Full specification available on request

I need a small algorithm. Any volunteers?

I am getting more and more tangled in my attempts to write local English. The solution is custom dialect editions of Dervala.net for Irish, British, Canadian, and American readers. Or for days when I lurch more towards one nation than another.

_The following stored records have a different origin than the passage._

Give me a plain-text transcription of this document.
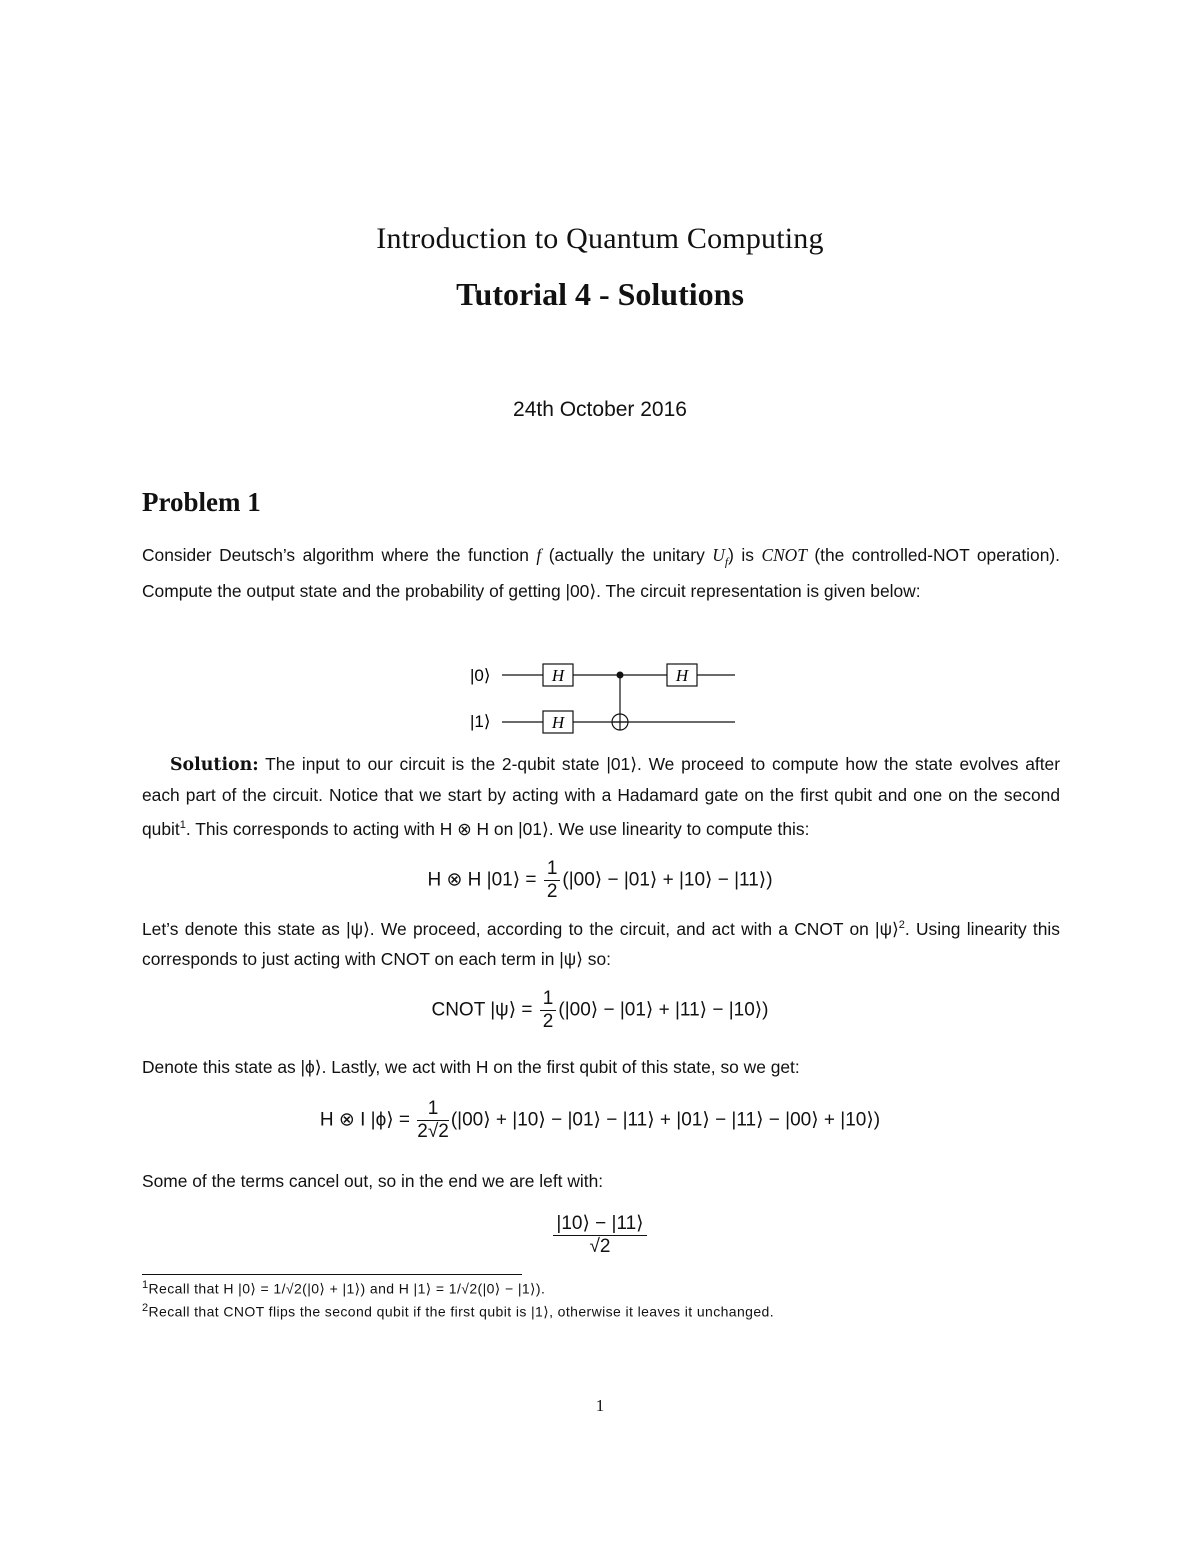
Introduction to Quantum Computing
Tutorial 4 - Solutions
24th October 2016
Problem 1
Consider Deutsch’s algorithm where the function f (actually the unitary $U_f$) is CNOT (the controlled-NOT operation). Compute the output state and the probability of getting |00⟩. The circuit representation is given below:
|0⟩
|1⟩
H	H
H
Solution: The input to our circuit is the 2-qubit state |01⟩. We proceed to compute how the state evolves after each part of the circuit. Notice that we start by acting with a Hadamard gate on the first qubit and one on the second qubit$^1$. This corresponds to acting with H ⊗ H on |01⟩. We use linearity to compute this:
H ⊗ H |01⟩ = $\frac{1}{2}$ (|00⟩ − |01⟩ + |10⟩ − |11⟩)
Let’s denote this state as |ψ⟩. We proceed, according to the circuit, and act with a CNOT on |ψ⟩$^2$. Using linearity this corresponds to just acting with CNOT on each term in |ψ⟩ so:
CNOT |ψ⟩ = $\frac{1}{2}$ (|00⟩ − |01⟩ + |11⟩ − |10⟩)
Denote this state as |ϕ⟩. Lastly, we act with H on the first qubit of this state, so we get:
H ⊗ I |ϕ⟩ = $\frac{1}{2√2}$ (|00⟩ + |10⟩ − |01⟩ − |11⟩ + |01⟩ − |11⟩ − |00⟩ + |10⟩)
Some of the terms cancel out, so in the end we are left with:
$\frac{|10⟩ - |11⟩}{√2}$
$^1$Recall that H |0⟩ = 1/√2(|0⟩ + |1⟩) and H |1⟩ = 1/√2(|0⟩ − |1⟩).
$^2$Recall that CNOT flips the second qubit if the first qubit is |1⟩, otherwise it leaves it unchanged.
1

I want to assign country-specific words and phrases in a custom dictionary and grammar check tool. Simple spelling differences would be covered: color/colour, realize/realise. I’d include basic vocabulary changes, such as couch/sofa/chesterfield or gobshite/pillock/shit disturber/idiot. The tool would strip out (or add) irritating American grammar, such as the dastardly serial comma (apples comma oranges comma and comma pears). It might even swap brand names: Irish Mars Bar for American Milky Way (it’s the same damn candy bar!) And pop culture references: with a single click The Magic Roundabout morphs into Fortycoats, Degrassi Junior High, or Mr Rogers’ Neighborhood. The All Ireland into Superbowl, Grey Cup, or Test Series.

The Canadian version would substitute Cold out, eh? for Hello, but only from November to April. The Irish version would say Desperate weather we’re having.

I need this tool because Canadian English is a mess. Take ‘Tire Centre’. American spelling of ‘tire’, British spelling of ‘centre’. They pay for gas with a cheque, not petrol with a check. They eat potato chips, not crisps, but porridge, not oatmeal. (1) In fact, Canadian English sounds just like the hodge-podge dialect I’ve always served up right here on this website: no wonder I feel at home.

Oh, and until you figure out full context-sensitivity, give me some keyboard shortcuts to turn your wizardry on and off as I type, so that I don’t tyre of manual corrections.

(1) Examples from How to be Canadian, by Will Ferguson & Ian Ferguson. Yes, I’m trying.